Die Ökonomen gehen über die Bücher: Der Konjunkturpfad der Volksrepublik könnte starken Schaden nehmen.
Die chinesische Wirtschaft steht immer noch zu einem grossen Teil still. Klar ist, dass die bisherigen Konjunkturprognosen – in China wie auch weltweit – für dieses Jahr Makulatur sind. Wie gross die Wirkung des Coronavirus aus Wuhan auf die Wachstumszahlen schliesslich sein wird, hängt davon ab, wie schnell die Epidemie unter Kontrolle gebracht werden kann. Dabei ist nicht die tatsächliche Zahl der Infizierten und der Todesfälle – nach letzten Zahlen gibt es über 20‘000 Kranke und 426 Tote in China – für die Wirtschaft entscheidend, sondern die strikten Vorsorgemassnahmen.
Die meisten Provinzen der Volksrepublik haben Unternehmen angewiesen, frühestens am 10. Februar wieder den Betrieb aufzunehmen. Internationale Fluggesellschaften haben Verbindungen nach China zum Teil auf Monate hinaus ausgesetzt.

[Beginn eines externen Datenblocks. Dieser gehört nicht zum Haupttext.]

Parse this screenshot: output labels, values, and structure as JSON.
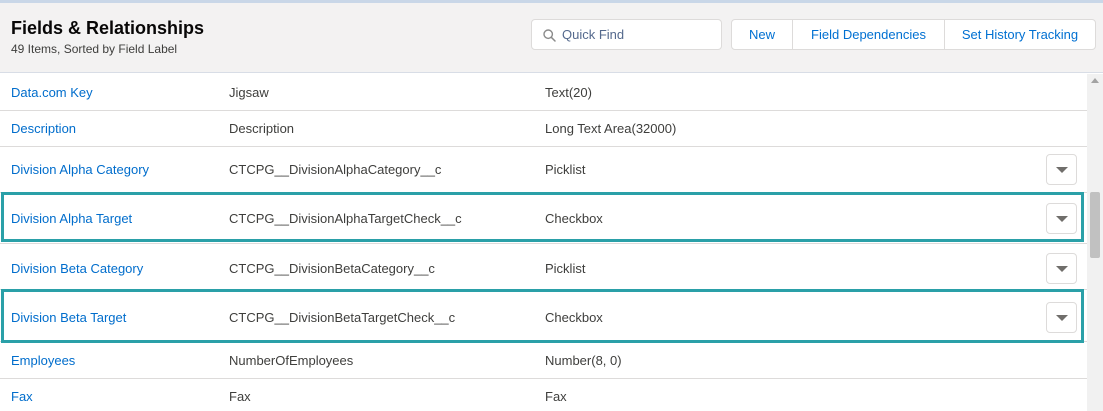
{
  "header": {
    "title": "Fields & Relationships",
    "subtitle": "49 Items, Sorted by Field Label",
    "search_placeholder": "Quick Find",
    "buttons": {
      "new": "New",
      "field_dependencies": "Field Dependencies",
      "history_tracking": "Set History Tracking"
    }
  },
  "rows": [
    {
      "label": "Data.com Key",
      "api": "Jigsaw",
      "type": "Text(20)",
      "has_menu": false,
      "highlighted": false
    },
    {
      "label": "Description",
      "api": "Description",
      "type": "Long Text Area(32000)",
      "has_menu": false,
      "highlighted": false
    },
    {
      "label": "Division Alpha Category",
      "api": "CTCPG__DivisionAlphaCategory__c",
      "type": "Picklist",
      "has_menu": true,
      "highlighted": false
    },
    {
      "label": "Division Alpha Target",
      "api": "CTCPG__DivisionAlphaTargetCheck__c",
      "type": "Checkbox",
      "has_menu": true,
      "highlighted": true
    },
    {
      "label": "Division Beta Category",
      "api": "CTCPG__DivisionBetaCategory__c",
      "type": "Picklist",
      "has_menu": true,
      "highlighted": false
    },
    {
      "label": "Division Beta Target",
      "api": "CTCPG__DivisionBetaTargetCheck__c",
      "type": "Checkbox",
      "has_menu": true,
      "highlighted": true
    },
    {
      "label": "Employees",
      "api": "NumberOfEmployees",
      "type": "Number(8, 0)",
      "has_menu": false,
      "highlighted": false
    },
    {
      "label": "Fax",
      "api": "Fax",
      "type": "Fax",
      "has_menu": false,
      "highlighted": false
    }
  ],
  "colors": {
    "link": "#006dcc",
    "highlight_border": "#2aa0a8",
    "header_bg": "#f3f2f2"
  },
  "icons": {
    "search": "search-icon",
    "row_menu": "chevron-down-icon"
  }
}
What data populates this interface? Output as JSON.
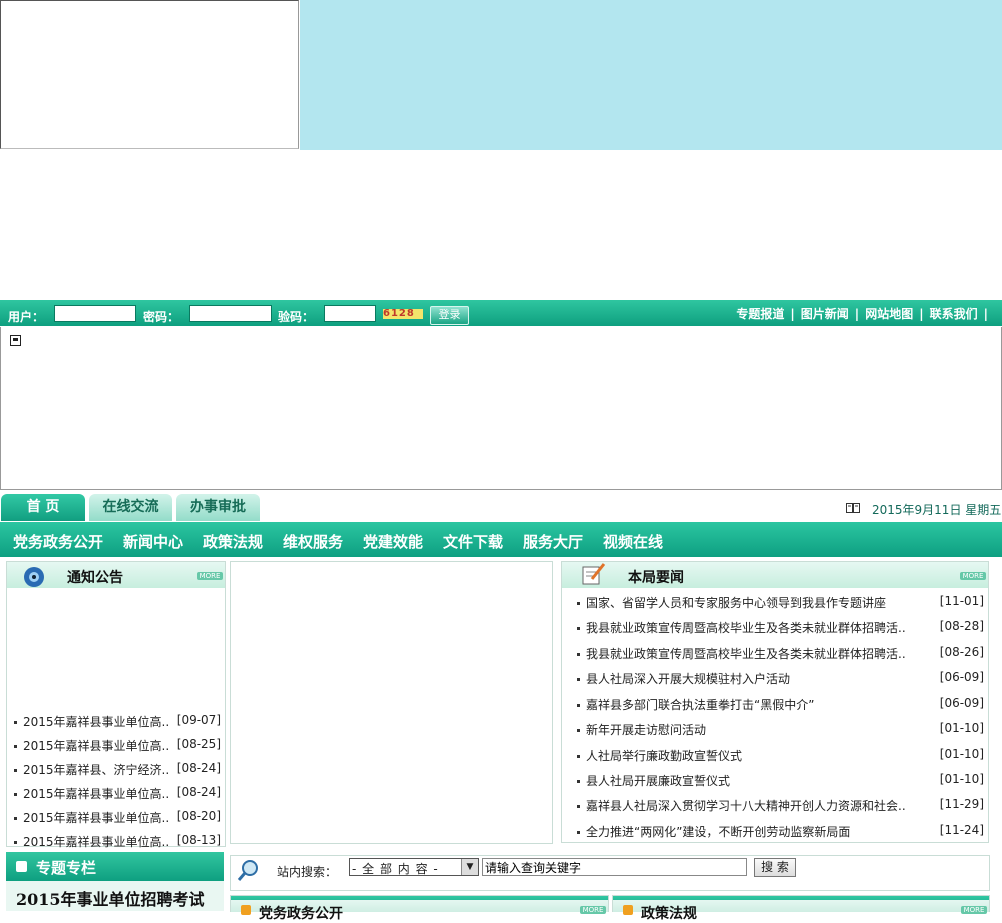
{
  "login": {
    "user_label": "用户：",
    "password_label": "密码：",
    "captcha_label": "验码：",
    "captcha_value": "6128",
    "login_button": "登录",
    "links": [
      "专题报道",
      "图片新闻",
      "网站地图",
      "联系我们"
    ]
  },
  "tabs": [
    "首 页",
    "在线交流",
    "办事审批"
  ],
  "date_text": "2015年9月11日 星期五",
  "nav": [
    "党务政务公开",
    "新闻中心",
    "政策法规",
    "维权服务",
    "党建效能",
    "文件下载",
    "服务大厅",
    "视频在线"
  ],
  "notice": {
    "title": "通知公告",
    "more": "MORE",
    "items": [
      {
        "title": "2015年嘉祥县事业单位高..",
        "date": "[09-07]"
      },
      {
        "title": "2015年嘉祥县事业单位高..",
        "date": "[08-25]"
      },
      {
        "title": "2015年嘉祥县、济宁经济..",
        "date": "[08-24]"
      },
      {
        "title": "2015年嘉祥县事业单位高..",
        "date": "[08-24]"
      },
      {
        "title": "2015年嘉祥县事业单位高..",
        "date": "[08-20]"
      },
      {
        "title": "2015年嘉祥县事业单位高..",
        "date": "[08-13]"
      }
    ]
  },
  "news": {
    "title": "本局要闻",
    "more": "MORE",
    "items": [
      {
        "title": "国家、省留学人员和专家服务中心领导到我县作专题讲座",
        "date": "[11-01]"
      },
      {
        "title": "我县就业政策宣传周暨高校毕业生及各类未就业群体招聘活..",
        "date": "[08-28]"
      },
      {
        "title": "我县就业政策宣传周暨高校毕业生及各类未就业群体招聘活..",
        "date": "[08-26]"
      },
      {
        "title": "县人社局深入开展大规模驻村入户活动",
        "date": "[06-09]"
      },
      {
        "title": "嘉祥县多部门联合执法重拳打击“黑假中介”",
        "date": "[06-09]"
      },
      {
        "title": "新年开展走访慰问活动",
        "date": "[01-10]"
      },
      {
        "title": "人社局举行廉政勤政宣誓仪式",
        "date": "[01-10]"
      },
      {
        "title": "县人社局开展廉政宣誓仪式",
        "date": "[01-10]"
      },
      {
        "title": "嘉祥县人社局深入贯彻学习十八大精神开创人力资源和社会..",
        "date": "[11-29]"
      },
      {
        "title": "全力推进“两网化”建设，不断开创劳动监察新局面",
        "date": "[11-24]"
      }
    ]
  },
  "search": {
    "label": "站内搜索：",
    "scope": "- 全 部 内 容 -",
    "placeholder": "请输入查询关键字",
    "button": "搜 索"
  },
  "special": {
    "title": "专题专栏",
    "promo": "2015年事业单位招聘考试"
  },
  "bottom": {
    "left_title": "党务政务公开",
    "right_title": "政策法规",
    "more": "MORE"
  }
}
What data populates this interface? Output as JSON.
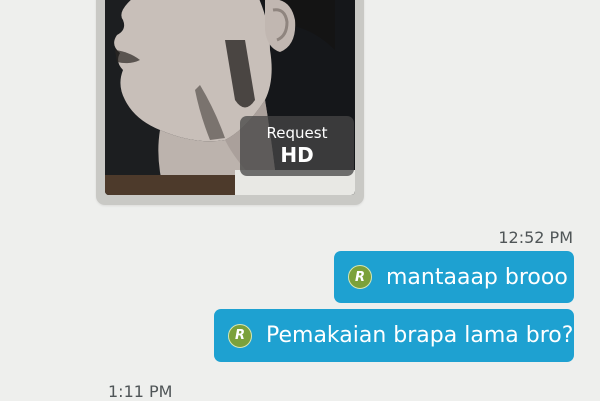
{
  "photo_message": {
    "hd_button": {
      "line1": "Request",
      "line2": "HD"
    }
  },
  "timestamps": {
    "outgoing": "12:52 PM",
    "next": "1:11 PM"
  },
  "messages": [
    {
      "badge": "R",
      "text": "mantaaap brooo"
    },
    {
      "badge": "R",
      "text": "Pemakaian brapa lama bro?"
    }
  ],
  "colors": {
    "background": "#eeefed",
    "outgoing_bubble": "#1ea1d1",
    "read_badge": "#7ba13a",
    "hd_overlay": "rgba(70,70,70,0.76)"
  },
  "icons": {
    "read_badge": "r-status-badge"
  }
}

Analysten der Economist Intelligence Unit haben erste Wachstumsschätzungen für das Jahr 2020 nach verschiedenen Szenarien aufgestellt – sie sind aber nur als grobe Ersteinschätzungen zu verstehen. Demnach ist auch im optimistischen Szenario das offizielle Ziel der Regierung in Peking von 6% Wirtschaftswachstum nicht mehr erreichbar. Im «Albtraumszenario» – die Ausbreitung des Virus wird dieses Jahr nicht mehr unter Kontrolle gebracht – ist selbst ein Wachstum von 4,5% nicht mehr zu halten.
PMI deutlich überschätzt
Der Caixin-Einkaufsmanagerindex (PMI) – ein Stimmungsbarometer der chinesischen Industrie – zeigt mit 51,1 noch eine Wachstumserholung an. Die Umfrage wurde aber erhoben, bevor der Ernst der Lage ersichtlich war. Stimmen die Schätzungen des Research-Hauses Capital Economics, wäre ein PMI-Wert von 48 wohl angemessener. Die Analysten haben ihre Erwartung für die Industrieaktivität im ersten Quartal deutlich gesenkt: Das jährliche Wachstum werde von 5,4 auf 3% einbrechen.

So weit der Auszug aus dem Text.